The insurance companies will tell you that it is the responsibility of the patient to ask questions and choose the doctors, even in the hospital, whom they wish to see.  In practice, it is not that simple, as many of the doctors we “saw” that night never actually saw her.  What do we do in real life about the in network/ out of network farce?  The solution for this would be so simple.  If we, through our elected officials, were to require that all medical personnel within a hospital or medical facility accept, at minimum, all the insurances which are considered in network for that hospital or facility. This would insure that once a network in listed as being covered, it truly is.  Additionally, all physicians in a hospital or facility should bill out through the hospital’s billing office so that there is a centralized place for patients to send payments as the sheer volume of bills can quickly become overwhelming.  One visit to the hospital should be one bill.  That seems only logical.

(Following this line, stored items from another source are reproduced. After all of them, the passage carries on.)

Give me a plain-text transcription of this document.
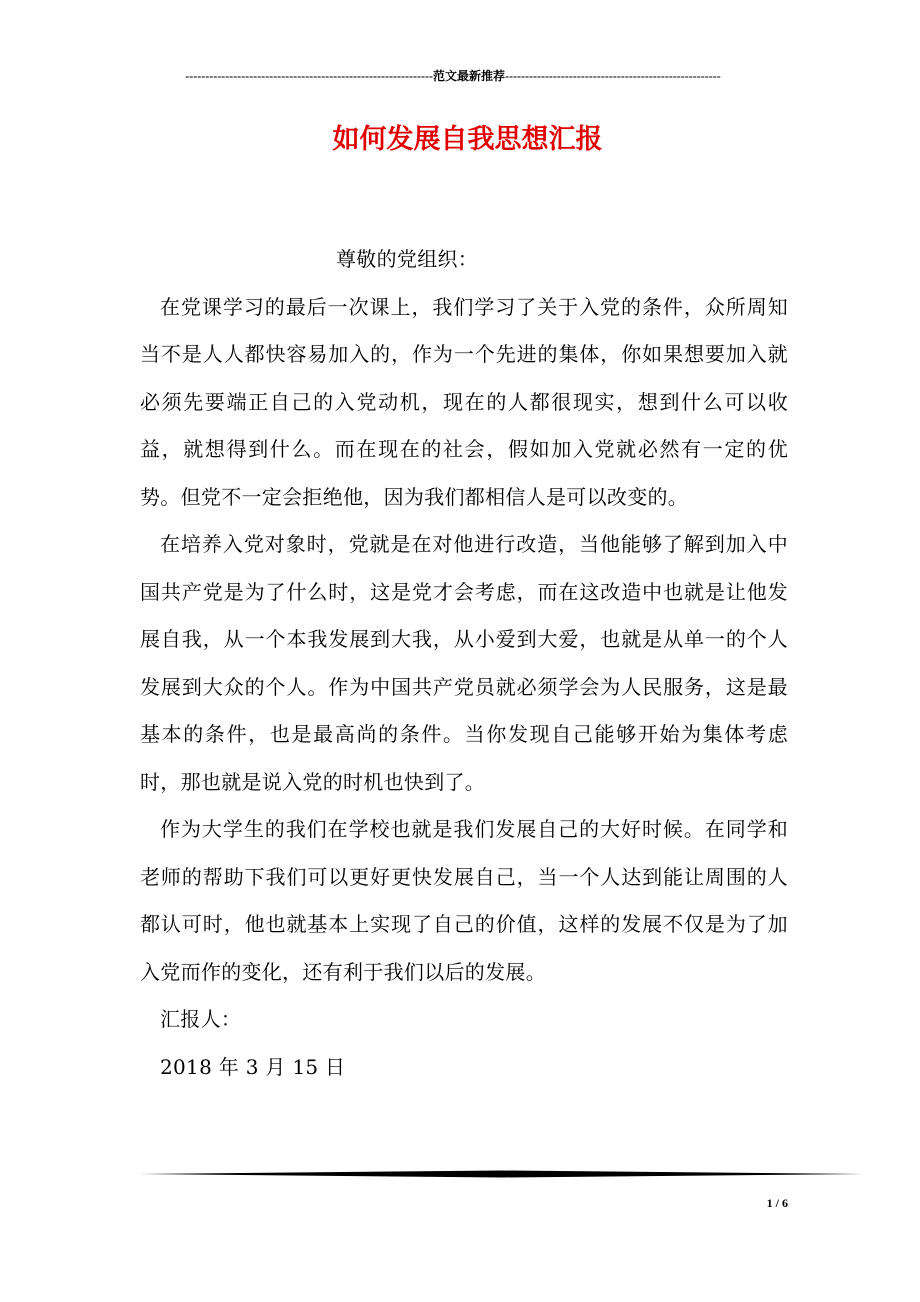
--------------------------------------------------------------范文最新推荐------------------------------------------------------
如何发展自我思想汇报

尊敬的党组织：

在党课学习的最后一次课上，我们学习了关于入党的条件，众所周知当不是人人都快容易加入的，作为一个先进的集体，你如果想要加入就必须先要端正自己的入党动机，现在的人都很现实，想到什么可以收益，就想得到什么。而在现在的社会，假如加入党就必然有一定的优势。但党不一定会拒绝他，因为我们都相信人是可以改变的。

在培养入党对象时，党就是在对他进行改造，当他能够了解到加入中国共产党是为了什么时，这是党才会考虑，而在这改造中也就是让他发展自我，从一个本我发展到大我，从小爱到大爱，也就是从单一的个人发展到大众的个人。作为中国共产党员就必须学会为人民服务，这是最基本的条件，也是最高尚的条件。当你发现自己能够开始为集体考虑时，那也就是说入党的时机也快到了。

作为大学生的我们在学校也就是我们发展自己的大好时候。在同学和老师的帮助下我们可以更好更快发展自己，当一个人达到能让周围的人都认可时，他也就基本上实现了自己的价值，这样的发展不仅是为了加入党而作的变化，还有利于我们以后的发展。

汇报人：

2018 年 3 月 15 日

1 / 6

Until such time as this reform is made, I’m now adding my own conditions to the admissions forms at hospitals and ER’s.  On the page which says I am ultimately responsible for all bills incurred, I write

 “We refuse all non-emergent non-life-saving treatment by any physician or personnel who are considered ‘out-of-network’ by  (our insurance company’s name) when an ‘in-network’ alternative is available.  Any ‘out-of’network’ care which is not necessary to save life or limb will be considered to have been performed pro-bono and will be treated in that manner.”  

Then I sign and date it and make the person checking us in sign it, too.  They’re never happy about it, but they always sign.  Would it hold up in a court of law?  I don’t know.  What I do know is that since I’ve been adding my own little addendum, we haven’t had any more out of network charges which has dramatically lowered our health care costs.